When a single unit receives a treatment—a state passes a law, a country experiences a conflict—neither DiD nor matching provides a natural comparison group. In 2003, Alberto Abadie and Javier Gardeazabal introduced Synthetic Control Methods (SCM) to address this problem. SCM constructs a counterfactual for the treated unit as a weighted average of untreated units (the donor pool), where the weights are chosen so that the synthetic control matches the treated unit's pre-treatment outcomes and covariates as closely as possible. The identifying assumption is that the weighted combination of donor units provides a credible estimate of the counterfactual path in the absence of treatment. SCM extends the logic of DiD to settings with a single treated unit and a small number of comparison units, but it imposes additional data requirements: the researcher needs a long pre-treatment period and a donor pool of units that are unaffected by the treatment. The 2003 study of the economic costs of conflict in the Basque Country became a canonical application. SCM has since been refined with placebo tests and inference procedures, and it is now a standard tool in comparative case-study research.

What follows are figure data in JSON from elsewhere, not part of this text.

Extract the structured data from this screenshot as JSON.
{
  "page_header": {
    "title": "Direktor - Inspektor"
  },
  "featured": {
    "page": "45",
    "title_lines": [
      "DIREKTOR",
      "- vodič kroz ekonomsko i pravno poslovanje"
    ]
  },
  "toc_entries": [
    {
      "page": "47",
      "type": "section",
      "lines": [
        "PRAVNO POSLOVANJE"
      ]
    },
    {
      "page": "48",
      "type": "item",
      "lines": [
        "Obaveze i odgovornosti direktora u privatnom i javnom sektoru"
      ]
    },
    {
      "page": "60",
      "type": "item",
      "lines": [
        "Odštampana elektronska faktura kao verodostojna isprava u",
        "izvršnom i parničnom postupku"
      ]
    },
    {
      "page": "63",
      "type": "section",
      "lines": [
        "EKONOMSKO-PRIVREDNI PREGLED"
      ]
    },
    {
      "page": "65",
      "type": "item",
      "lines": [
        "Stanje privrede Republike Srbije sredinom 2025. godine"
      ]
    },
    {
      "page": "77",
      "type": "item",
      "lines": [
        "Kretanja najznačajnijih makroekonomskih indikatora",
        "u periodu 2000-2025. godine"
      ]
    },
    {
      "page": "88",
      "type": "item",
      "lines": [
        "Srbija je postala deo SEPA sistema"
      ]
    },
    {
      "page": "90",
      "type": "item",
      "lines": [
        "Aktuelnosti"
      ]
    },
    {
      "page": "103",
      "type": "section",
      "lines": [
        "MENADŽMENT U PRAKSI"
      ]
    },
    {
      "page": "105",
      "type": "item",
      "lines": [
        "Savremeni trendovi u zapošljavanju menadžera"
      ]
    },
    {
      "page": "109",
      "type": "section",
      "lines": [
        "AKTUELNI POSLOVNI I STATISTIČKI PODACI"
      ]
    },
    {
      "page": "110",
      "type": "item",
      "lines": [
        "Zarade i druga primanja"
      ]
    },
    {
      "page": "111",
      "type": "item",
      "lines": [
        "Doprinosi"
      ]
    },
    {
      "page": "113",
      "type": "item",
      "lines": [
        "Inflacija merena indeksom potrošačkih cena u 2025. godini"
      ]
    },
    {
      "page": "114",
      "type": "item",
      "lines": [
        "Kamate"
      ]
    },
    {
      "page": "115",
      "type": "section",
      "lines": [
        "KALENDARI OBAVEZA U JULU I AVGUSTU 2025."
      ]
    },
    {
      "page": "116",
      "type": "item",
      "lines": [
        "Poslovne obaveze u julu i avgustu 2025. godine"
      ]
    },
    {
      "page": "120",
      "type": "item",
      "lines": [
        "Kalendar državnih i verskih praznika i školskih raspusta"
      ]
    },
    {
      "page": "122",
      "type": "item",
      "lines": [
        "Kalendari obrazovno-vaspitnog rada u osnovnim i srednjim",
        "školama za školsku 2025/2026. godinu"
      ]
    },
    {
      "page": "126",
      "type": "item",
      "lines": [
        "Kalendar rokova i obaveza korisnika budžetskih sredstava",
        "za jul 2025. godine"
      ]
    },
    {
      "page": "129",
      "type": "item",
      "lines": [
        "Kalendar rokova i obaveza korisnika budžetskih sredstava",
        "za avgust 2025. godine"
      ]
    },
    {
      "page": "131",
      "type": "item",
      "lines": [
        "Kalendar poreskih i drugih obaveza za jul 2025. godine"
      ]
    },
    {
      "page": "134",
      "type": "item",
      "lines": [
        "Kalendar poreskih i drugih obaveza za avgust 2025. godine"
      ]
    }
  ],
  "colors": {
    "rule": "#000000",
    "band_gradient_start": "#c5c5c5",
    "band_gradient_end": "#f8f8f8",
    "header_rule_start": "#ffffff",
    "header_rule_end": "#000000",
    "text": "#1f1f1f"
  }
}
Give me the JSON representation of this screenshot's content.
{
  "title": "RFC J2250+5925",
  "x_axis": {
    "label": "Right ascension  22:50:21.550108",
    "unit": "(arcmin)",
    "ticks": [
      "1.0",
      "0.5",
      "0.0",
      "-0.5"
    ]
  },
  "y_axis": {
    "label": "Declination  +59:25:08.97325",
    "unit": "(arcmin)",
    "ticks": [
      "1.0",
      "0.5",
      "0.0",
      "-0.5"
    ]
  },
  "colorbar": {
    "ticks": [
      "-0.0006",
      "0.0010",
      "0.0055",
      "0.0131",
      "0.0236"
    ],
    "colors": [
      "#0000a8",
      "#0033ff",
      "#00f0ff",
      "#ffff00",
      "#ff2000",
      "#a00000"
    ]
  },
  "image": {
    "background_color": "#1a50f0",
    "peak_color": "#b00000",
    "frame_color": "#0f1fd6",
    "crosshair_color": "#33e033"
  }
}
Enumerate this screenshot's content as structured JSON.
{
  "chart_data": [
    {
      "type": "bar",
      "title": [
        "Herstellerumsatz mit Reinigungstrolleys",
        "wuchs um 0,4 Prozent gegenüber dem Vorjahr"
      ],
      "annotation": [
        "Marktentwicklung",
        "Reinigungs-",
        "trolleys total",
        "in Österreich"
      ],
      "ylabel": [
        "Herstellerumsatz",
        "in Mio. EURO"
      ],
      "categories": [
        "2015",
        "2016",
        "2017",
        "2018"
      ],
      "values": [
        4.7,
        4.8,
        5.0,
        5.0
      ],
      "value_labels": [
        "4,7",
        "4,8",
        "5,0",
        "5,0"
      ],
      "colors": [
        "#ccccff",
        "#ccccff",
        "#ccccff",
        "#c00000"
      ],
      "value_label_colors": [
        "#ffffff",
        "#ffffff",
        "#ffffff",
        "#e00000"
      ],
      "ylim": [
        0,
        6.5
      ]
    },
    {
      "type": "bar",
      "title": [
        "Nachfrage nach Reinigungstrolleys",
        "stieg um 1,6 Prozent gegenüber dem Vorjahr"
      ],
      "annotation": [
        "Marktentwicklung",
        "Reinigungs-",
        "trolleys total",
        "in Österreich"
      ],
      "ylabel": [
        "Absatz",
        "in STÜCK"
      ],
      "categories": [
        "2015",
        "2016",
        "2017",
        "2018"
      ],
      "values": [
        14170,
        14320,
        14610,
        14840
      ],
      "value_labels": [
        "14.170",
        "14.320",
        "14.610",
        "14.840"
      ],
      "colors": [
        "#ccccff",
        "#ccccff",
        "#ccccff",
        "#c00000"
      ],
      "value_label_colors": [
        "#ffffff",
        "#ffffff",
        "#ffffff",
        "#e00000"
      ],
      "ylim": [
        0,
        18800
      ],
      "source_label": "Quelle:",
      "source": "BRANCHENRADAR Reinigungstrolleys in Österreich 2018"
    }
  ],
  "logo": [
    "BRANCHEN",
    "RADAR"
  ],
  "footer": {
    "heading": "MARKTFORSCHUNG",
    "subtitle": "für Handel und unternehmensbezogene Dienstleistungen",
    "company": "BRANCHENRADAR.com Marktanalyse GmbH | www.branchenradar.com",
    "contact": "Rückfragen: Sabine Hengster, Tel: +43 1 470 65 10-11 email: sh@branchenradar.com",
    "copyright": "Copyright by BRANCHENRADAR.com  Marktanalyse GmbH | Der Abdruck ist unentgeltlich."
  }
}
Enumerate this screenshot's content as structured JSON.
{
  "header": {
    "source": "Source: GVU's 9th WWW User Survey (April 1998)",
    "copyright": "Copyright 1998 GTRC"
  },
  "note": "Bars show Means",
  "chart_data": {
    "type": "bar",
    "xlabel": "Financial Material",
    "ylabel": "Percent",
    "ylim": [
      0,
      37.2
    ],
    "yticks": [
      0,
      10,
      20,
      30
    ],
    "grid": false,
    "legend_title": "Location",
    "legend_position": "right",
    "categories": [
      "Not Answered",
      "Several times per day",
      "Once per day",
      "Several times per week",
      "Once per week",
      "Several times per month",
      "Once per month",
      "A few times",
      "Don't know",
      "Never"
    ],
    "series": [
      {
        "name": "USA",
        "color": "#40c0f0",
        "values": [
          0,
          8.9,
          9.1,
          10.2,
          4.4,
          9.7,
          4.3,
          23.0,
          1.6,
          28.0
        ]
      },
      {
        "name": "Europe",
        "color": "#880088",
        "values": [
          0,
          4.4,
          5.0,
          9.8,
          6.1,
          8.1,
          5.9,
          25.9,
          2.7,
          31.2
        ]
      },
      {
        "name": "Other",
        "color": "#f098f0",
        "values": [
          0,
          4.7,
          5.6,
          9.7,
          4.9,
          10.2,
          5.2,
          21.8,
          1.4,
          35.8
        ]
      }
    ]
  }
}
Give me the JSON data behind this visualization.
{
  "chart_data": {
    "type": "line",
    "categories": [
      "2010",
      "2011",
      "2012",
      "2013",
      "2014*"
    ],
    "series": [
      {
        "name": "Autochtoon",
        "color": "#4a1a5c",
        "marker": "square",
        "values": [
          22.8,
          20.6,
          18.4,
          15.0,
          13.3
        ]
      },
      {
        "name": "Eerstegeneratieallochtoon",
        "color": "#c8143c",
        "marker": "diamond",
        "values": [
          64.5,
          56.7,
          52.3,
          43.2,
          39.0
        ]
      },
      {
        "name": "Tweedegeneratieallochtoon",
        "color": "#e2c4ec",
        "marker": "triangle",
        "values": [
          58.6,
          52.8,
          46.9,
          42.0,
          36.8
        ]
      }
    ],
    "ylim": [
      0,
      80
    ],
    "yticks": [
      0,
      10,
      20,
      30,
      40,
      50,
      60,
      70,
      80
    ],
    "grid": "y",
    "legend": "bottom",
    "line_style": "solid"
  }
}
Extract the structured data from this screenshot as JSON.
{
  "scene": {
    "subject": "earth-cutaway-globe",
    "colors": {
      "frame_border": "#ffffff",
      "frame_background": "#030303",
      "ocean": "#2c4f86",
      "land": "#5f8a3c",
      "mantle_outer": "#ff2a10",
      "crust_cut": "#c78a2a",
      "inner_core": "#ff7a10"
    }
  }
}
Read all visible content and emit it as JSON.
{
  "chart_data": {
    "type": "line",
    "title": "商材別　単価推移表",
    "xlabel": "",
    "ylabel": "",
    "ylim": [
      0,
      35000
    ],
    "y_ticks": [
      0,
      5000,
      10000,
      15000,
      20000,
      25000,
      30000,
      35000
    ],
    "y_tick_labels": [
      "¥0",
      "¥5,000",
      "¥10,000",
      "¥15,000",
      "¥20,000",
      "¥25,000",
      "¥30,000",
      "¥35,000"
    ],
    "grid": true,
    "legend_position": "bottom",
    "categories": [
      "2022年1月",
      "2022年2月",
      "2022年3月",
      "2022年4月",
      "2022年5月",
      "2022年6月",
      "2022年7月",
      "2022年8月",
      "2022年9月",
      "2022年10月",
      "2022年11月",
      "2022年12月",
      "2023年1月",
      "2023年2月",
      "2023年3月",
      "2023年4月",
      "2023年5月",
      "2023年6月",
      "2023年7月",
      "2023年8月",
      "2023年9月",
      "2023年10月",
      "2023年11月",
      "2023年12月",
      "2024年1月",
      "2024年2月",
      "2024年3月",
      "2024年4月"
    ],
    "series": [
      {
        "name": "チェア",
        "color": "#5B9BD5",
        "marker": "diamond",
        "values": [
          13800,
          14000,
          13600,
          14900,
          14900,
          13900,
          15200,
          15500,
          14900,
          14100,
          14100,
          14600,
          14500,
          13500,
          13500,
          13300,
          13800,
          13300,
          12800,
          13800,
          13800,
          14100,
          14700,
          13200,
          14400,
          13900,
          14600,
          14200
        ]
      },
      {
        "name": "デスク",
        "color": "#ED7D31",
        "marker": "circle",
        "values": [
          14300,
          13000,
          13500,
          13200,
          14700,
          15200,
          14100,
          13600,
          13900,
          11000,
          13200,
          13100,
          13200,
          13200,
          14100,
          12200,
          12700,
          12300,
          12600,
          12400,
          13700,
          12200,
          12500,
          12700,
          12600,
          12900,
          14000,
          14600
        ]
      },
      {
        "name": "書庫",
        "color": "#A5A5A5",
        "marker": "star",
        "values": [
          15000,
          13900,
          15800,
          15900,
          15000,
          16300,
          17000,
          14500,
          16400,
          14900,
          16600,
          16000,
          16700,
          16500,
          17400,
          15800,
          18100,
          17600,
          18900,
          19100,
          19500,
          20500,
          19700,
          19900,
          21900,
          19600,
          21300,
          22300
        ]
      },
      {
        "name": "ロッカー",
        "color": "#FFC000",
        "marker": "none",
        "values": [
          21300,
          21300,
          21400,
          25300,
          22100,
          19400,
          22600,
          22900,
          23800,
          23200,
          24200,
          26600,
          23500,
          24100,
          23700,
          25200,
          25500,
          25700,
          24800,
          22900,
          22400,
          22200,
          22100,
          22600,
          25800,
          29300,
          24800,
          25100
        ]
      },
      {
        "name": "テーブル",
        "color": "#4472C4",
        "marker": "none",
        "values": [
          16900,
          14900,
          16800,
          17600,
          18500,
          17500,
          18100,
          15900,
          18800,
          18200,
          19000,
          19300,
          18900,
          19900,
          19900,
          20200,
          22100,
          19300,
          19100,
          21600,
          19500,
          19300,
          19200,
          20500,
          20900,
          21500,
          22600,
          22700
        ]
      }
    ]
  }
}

All six frameworks remain active today, and they are often used in combination. The Potential Outcomes Framework provides the common language for stating assumptions, while RDD, matching, DiD, IV, and SCM offer specific identification strategies suited to different data structures and institutional settings. There is broad agreement that credible causal inference requires a clear statement of the identifying assumptions and a sensitivity analysis to assess how violations might affect the conclusions. The leading disagreement is between the design-based tradition, which prioritizes transparent assumptions and local identification, and the structural estimation tradition, which builds explicit economic models to recover deeper parameters. Within the design-based camp itself, there is ongoing debate about the scope of LATE estimates, the validity of parallel-trends assumptions in DiD, and the conditions under which synthetic controls provide reliable inference. These debates are productive: they push researchers to be more precise about what their designs can and cannot identify, and they continue to generate new methods that refine the tools available for learning about cause and effect from observational data.